Cucullia artemisiae, or scarce wormwood, is a moth of the family Noctuidae. The species was first described by Johann Siegfried Hufnagel in 1766. It is found from central and southern Europe to Turkey and across the Palearctic to western Siberia, Central Asia, Manchuria, the Korean Peninsula and Japan.

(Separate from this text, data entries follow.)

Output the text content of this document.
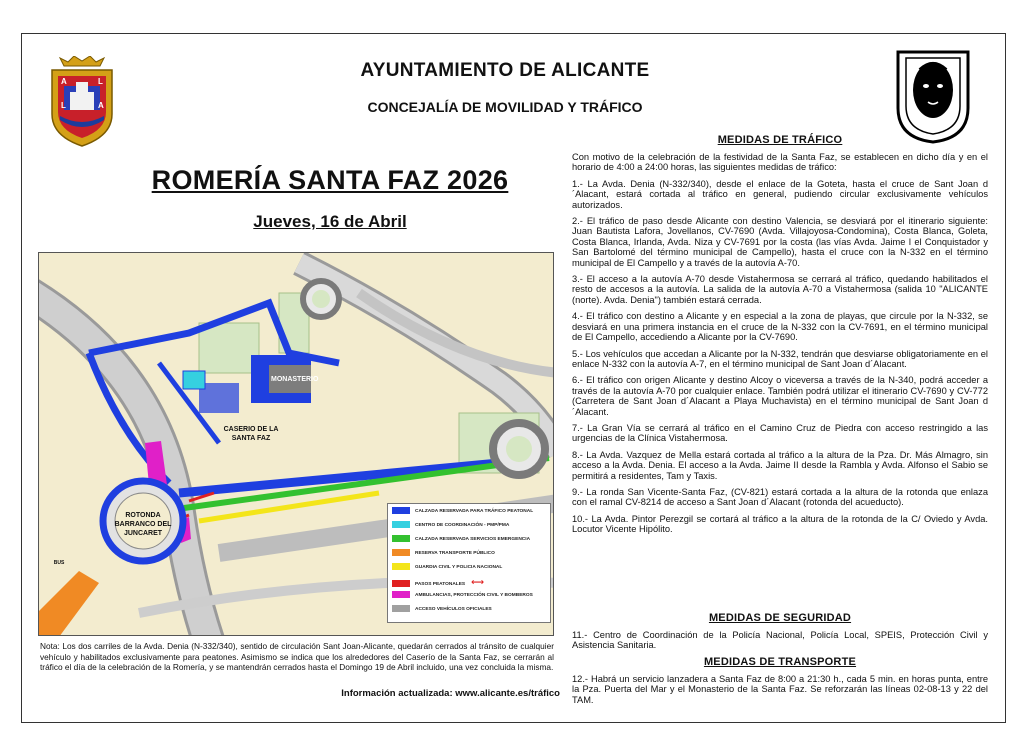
A
L
L
A
AYUNTAMIENTO DE ALICANTE
CONCEJALÍA DE MOVILIDAD Y TRÁFICO
ROMERÍA SANTA FAZ 2026
Jueves, 16 de Abril
MONASTERIO
CASERIO DE LA SANTA FAZ
ROTONDA BARRANCO DEL JUNCARET
BUS
CALZADA RESERVADA PARA TRÁFICO PEATONAL
CENTRO DE COORDINACIÓN - PMP/PMA
CALZADA RESERVADA SERVICIOS EMERGENCIA
RESERVA TRANSPORTE PÚBLICO
GUARDIA CIVIL Y POLICIA NACIONAL
PASOS PEATONALES ⟷
AMBULANCIAS, PROTECCIÓN CIVIL Y BOMBEROS
ACCESO VEHÍCULOS OFICIALES
Nota: Los dos carriles de la Avda. Denia (N-332/340), sentido de circulación Sant Joan-Alicante, quedarán cerrados al tránsito de cualquier vehículo y habilitados exclusivamente para peatones. Asimismo se indica que los alrededores del Caserío de la Santa Faz, se cerrarán al tráfico el día de la celebración de la Romería, y se mantendrán cerrados hasta el Domingo 19 de Abril incluido, una vez concluida la misma.
Información actualizada: www.alicante.es/tráfico
MEDIDAS DE TRÁFICO

Con motivo de la celebración de la festividad de la Santa Faz, se establecen en dicho día y en el horario de 4:00 a 24:00 horas, las siguientes medidas de tráfico:

1.- La Avda. Denia (N-332/340), desde el enlace de la Goteta, hasta el cruce de Sant Joan d´Alacant, estará cortada al tráfico en general, pudiendo circular exclusivamente vehículos autorizados.

2.- El tráfico de paso desde Alicante con destino Valencia, se desviará por el itinerario siguiente: Juan Bautista Lafora, Jovellanos, CV-7690 (Avda. Villajoyosa-Condomina), Costa Blanca, Goleta, Costa Blanca, Irlanda, Avda. Niza y CV-7691 por la costa (las vías Avda. Jaime I el Conquistador y San Bartolomé del término municipal de Campello), hasta el cruce con la N-332 en el término municipal de El Campello y a través de la autovía A-70.

3.- El acceso a la autovía A-70 desde Vistahermosa se cerrará al tráfico, quedando habilitados el resto de accesos a la autovía. La salida de la autovía A-70 a Vistahermosa (salida 10 "ALICANTE (norte). Avda. Denia") también estará cerrada.

4.- El tráfico con destino a Alicante y en especial a la zona de playas, que circule por la N-332, se desviará en una primera instancia en el cruce de la N-332 con la CV-7691, en el término municipal de El Campello, accediendo a Alicante por la CV-7690.

5.- Los vehículos que accedan a Alicante por la N-332, tendrán que desviarse obligatoriamente en el enlace N-332 con la autovía A-7, en el término municipal de Sant Joan d´Alacant.

6.- El tráfico con origen Alicante y destino Alcoy o viceversa a través de la N-340, podrá acceder a través de la autovía A-70 por cualquier enlace. También podrá utilizar el itinerario CV-7690 y CV-772 (Carretera de Sant Joan d´Alacant a Playa Muchavista) en el término municipal de Sant Joan d´Alacant.

7.- La Gran Vía se cerrará al tráfico en el Camino Cruz de Piedra con acceso restringido a las urgencias de la Clínica Vistahermosa.

8.- La Avda. Vazquez de Mella estará cortada al tráfico a la altura de la Pza. Dr. Más Almagro, sin acceso a la Avda. Denia. El acceso a la Avda. Jaime II desde la Rambla y Avda. Alfonso el Sabio se permitirá a residentes, Tam y Taxis.

9.- La ronda San Vicente-Santa Faz, (CV-821) estará cortada a la altura de la rotonda que enlaza con el ramal CV-8214 de acceso a Sant Joan d´Alacant (rotonda del acueducto).

10.- La Avda. Pintor Perezgil se cortará al tráfico a la altura de la rotonda de la C/ Oviedo y Avda. Locutor Vicente Hipólito.

MEDIDAS DE SEGURIDAD
11.- Centro de Coordinación de la Policía Nacional, Policía Local, SPEIS, Protección Civil y Asistencia Sanitaria.
MEDIDAS DE TRANSPORTE
12.- Habrá un servicio lanzadera a Santa Faz de 8:00 a 21:30 h., cada 5 min. en horas punta, entre la Pza. Puerta del Mar y el Monasterio de la Santa Faz. Se reforzarán las líneas 02-08-13 y 22 del TAM.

==Technical description and variation==

C. artemisiae Hufn. (= abrotani F.) (26 c). Forewing grey with grey-brown suffusion along costa and the course of the lines; lines double, dark; the inner angled outwards between and inwards the outer clear only below middle; veins finely black; a pale space below cell represents the claviform stigma, which is sometimes edged above and below by two fine black lines; orbicular and reniform distinct, with brown centres and whitish grey annuli outlined with black; subterminal line followed by a diffused row of dentate brownish marks; hindwing brownish, paler towards base — the ab. lindei Heyne [now full species Cucullia lindei Heyne, 1899 ] (26 c), from the neighbourhood of Moscow only, is a local form in which the forewing is suffused throughout with blackish grey. — Larva green, with darker segmental lines; dorsal line white, fine; lateral stripe broad, yellow, somewhat interrupted; spiracles white in black rings; tubercles red; head brown, blackish behind, with a pale-edged frontal triangle; venter pale green with two fine green lines, which on 3rd and 4 th segments show redbrown.

The wingspan is 37–42 mm.

==Biology==
Adults are on wing from June to July.

The larvae feed on Artemisia species, including Artemisia absinthium, Artemisia campestris and Artemisia vulgaris. Other recorded food plants include Matricaria and Tanacetum vulgare.